The Korean Basketball League wants to increase the number of Korean-born athletes playing center by 60 percent in the coming seasons. Because the tallest athlete usually takes center, foreign players tend to dominate the position in Korea. Placing height limits on foreign players is one measure to boost the number of Koreans in the sport.

With the new regulation in place starting in the 2018-19 season, fans will no longer see some of their favorite basketball stars such as Rod Benson (2.67 meters) of Wonju Dongbu Promy and David Simon (2.3 meters) of Anyang KGC on the court.

Despite their relatively short stature, Joe Jackson (1.8 meters) of the Goyang Orion Orions and Keifer Sykes (1.78 meters) of Anyang KGC impressed fans and league officials with their performances. In the 2017-18 season, Dongbu Promy’s Deonte Benton (1.95 meters) had the fourth-highest number of points per game, convincing authorities that players over 2 meters aren’t necessary.

But some league officials are not responding well to the change.

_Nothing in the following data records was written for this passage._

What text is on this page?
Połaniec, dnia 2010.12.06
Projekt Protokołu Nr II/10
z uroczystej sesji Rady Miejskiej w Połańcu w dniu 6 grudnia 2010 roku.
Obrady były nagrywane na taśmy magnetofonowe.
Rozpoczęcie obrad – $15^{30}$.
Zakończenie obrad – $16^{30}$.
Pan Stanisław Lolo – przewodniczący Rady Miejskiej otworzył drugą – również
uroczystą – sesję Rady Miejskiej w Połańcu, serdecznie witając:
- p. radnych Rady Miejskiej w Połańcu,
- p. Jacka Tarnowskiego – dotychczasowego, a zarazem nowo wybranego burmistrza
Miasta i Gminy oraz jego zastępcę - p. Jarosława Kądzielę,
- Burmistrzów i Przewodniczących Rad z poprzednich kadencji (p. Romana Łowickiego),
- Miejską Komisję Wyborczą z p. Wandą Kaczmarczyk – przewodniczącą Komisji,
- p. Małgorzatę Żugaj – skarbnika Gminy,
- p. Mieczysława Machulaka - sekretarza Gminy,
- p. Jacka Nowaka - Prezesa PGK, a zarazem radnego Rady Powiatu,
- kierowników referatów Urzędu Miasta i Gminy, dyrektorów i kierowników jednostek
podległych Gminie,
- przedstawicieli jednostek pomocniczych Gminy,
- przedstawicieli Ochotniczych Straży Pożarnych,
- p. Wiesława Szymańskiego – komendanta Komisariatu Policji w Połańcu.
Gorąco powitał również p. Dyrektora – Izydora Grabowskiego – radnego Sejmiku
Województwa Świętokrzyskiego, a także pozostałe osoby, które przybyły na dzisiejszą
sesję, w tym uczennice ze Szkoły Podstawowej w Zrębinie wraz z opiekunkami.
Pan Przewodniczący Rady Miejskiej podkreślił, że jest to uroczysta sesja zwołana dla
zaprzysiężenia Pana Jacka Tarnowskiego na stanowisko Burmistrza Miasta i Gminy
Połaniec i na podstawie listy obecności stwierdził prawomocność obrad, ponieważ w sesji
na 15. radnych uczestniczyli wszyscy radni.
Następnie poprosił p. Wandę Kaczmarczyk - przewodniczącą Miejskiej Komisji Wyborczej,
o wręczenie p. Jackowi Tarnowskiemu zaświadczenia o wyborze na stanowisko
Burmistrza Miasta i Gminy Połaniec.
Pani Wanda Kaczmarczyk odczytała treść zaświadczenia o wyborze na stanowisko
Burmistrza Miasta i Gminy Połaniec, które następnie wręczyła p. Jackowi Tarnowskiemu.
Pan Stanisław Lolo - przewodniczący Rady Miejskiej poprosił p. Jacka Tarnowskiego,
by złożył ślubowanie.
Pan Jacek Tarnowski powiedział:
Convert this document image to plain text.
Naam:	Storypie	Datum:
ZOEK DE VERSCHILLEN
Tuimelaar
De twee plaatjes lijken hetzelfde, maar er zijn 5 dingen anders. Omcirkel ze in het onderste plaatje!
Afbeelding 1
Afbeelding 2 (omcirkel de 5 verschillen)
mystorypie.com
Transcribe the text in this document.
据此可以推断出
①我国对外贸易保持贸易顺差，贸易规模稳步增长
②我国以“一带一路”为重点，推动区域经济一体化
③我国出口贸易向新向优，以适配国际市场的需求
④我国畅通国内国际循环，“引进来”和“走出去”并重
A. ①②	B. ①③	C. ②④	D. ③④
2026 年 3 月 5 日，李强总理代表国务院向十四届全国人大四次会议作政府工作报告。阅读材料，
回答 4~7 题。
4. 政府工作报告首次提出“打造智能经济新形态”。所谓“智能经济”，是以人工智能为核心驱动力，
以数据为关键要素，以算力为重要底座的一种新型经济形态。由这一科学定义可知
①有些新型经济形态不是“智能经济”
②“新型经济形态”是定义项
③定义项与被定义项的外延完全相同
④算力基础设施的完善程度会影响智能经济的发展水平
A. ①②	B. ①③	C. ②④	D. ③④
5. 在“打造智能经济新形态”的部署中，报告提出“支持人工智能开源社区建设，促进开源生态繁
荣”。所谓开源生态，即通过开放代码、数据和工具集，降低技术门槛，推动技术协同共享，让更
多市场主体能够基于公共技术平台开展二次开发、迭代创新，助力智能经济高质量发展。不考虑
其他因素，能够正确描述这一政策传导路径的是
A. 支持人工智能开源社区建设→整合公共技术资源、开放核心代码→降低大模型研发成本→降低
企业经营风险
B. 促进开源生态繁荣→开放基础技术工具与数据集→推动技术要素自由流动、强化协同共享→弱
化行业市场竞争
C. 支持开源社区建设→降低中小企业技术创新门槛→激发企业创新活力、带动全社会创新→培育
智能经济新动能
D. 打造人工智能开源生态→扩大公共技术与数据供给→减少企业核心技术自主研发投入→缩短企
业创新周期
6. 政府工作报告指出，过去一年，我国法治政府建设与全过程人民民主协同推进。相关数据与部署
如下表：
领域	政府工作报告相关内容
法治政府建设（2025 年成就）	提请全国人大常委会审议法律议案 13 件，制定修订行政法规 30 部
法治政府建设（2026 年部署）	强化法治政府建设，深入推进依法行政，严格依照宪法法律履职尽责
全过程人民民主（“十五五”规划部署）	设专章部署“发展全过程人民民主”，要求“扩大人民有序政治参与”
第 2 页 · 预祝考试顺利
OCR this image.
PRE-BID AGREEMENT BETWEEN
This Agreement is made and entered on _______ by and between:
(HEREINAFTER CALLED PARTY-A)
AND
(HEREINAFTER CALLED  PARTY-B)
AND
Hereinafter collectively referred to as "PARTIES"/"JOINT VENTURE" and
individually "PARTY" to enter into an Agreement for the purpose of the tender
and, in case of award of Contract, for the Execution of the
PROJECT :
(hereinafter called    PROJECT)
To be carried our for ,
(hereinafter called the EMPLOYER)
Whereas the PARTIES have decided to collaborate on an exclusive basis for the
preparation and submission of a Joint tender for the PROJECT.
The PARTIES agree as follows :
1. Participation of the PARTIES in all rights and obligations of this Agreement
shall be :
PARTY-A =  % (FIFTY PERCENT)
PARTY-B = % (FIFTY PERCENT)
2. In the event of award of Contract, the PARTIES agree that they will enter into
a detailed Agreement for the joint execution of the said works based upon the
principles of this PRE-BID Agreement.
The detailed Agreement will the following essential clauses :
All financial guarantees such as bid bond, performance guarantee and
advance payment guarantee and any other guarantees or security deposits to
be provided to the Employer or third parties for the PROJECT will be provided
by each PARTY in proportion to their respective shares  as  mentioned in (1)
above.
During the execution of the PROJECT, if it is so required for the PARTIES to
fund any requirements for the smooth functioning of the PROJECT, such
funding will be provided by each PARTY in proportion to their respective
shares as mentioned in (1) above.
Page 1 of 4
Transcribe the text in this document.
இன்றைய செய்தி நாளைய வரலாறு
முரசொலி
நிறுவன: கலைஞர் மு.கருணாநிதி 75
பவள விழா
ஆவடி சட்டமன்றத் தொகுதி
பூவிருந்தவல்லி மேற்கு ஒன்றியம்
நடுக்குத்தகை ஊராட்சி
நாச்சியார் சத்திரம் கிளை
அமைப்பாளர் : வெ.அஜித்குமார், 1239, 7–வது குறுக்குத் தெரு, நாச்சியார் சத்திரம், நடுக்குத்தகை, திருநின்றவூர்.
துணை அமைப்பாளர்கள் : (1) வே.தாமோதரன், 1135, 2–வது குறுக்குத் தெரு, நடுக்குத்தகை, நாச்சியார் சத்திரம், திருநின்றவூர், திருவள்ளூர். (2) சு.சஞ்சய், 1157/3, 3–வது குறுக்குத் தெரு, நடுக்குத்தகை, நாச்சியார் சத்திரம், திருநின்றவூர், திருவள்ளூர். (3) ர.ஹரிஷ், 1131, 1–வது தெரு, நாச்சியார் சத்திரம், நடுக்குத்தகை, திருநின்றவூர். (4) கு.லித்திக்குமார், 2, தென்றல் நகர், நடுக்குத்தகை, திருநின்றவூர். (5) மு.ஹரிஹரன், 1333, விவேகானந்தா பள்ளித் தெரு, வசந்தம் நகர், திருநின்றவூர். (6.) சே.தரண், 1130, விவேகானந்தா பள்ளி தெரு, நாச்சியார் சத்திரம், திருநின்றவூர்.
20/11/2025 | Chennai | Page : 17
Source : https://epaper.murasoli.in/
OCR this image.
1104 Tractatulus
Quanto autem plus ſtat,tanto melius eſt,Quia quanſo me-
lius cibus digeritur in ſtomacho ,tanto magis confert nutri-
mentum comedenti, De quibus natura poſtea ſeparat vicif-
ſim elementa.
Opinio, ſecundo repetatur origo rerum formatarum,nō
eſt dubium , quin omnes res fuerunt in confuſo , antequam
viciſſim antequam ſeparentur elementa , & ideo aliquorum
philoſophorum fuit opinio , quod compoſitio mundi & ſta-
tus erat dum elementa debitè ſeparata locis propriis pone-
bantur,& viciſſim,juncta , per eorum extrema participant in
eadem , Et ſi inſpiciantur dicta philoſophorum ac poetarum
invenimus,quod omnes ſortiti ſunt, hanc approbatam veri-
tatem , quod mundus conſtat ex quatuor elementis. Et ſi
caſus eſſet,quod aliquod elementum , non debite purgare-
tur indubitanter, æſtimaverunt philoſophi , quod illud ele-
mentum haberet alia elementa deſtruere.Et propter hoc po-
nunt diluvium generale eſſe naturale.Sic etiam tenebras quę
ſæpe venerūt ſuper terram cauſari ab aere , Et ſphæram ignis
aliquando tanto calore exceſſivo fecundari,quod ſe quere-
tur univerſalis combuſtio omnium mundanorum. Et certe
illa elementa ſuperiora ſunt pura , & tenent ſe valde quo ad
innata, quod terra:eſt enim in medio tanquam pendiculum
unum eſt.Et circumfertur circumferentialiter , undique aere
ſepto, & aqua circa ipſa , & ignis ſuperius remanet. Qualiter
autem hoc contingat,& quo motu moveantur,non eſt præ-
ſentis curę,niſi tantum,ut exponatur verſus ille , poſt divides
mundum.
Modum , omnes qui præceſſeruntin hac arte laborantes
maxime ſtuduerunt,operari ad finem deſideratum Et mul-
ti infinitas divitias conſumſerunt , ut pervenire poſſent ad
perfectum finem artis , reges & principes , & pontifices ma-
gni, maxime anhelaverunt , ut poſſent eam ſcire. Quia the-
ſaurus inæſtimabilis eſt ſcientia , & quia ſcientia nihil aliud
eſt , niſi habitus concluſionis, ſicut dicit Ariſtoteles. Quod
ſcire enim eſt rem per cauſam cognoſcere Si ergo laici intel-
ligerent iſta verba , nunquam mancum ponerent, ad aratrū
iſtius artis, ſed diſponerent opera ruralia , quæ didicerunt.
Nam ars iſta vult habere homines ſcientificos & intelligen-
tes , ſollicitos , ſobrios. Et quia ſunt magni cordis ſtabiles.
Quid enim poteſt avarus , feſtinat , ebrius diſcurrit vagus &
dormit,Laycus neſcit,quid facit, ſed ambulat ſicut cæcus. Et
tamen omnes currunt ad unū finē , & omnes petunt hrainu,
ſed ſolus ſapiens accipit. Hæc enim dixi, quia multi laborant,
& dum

“The No. 1 shooter of this season, Simon, is taller than 2 meters, but he has to part with his home fans just because of his height,” said one official. “We’re facing a situation where we have to carry a ruler and measure new potential foreign athletes while asking them to take their shoes off when we go meet them. It’s difficult to find a big overseas athlete who isn’t over 2 meters tall.”

There are also concerns that Korea’s international competitiveness will drop with the new height limits.

For the FIBA Basketball World Cup 2019, Korea is scheduled to compete with China and New Zealand, which have a string of players over 2 meters. Fans are worried that the new rule will dull the skills of the national team and reduce its chances of making it far in the international scene.

“It’s not like shorter players are guaranteed to be high scorers, nor does it mean that taller players bring more entertainment,” another league official said. “What we need to focus on is bringing skilled players and stop arguing about height.”

Television viewership of professional basketball in 2017 was just 0.2 percent, less than a third of the viewership for professional volleyball, while ticket buyers for games have shrunk by an average 2,000 people.

“We need to find a solution to boost basketball’s popularity,” another league official said. “But all we’re doing is coming up with short-term solutions.”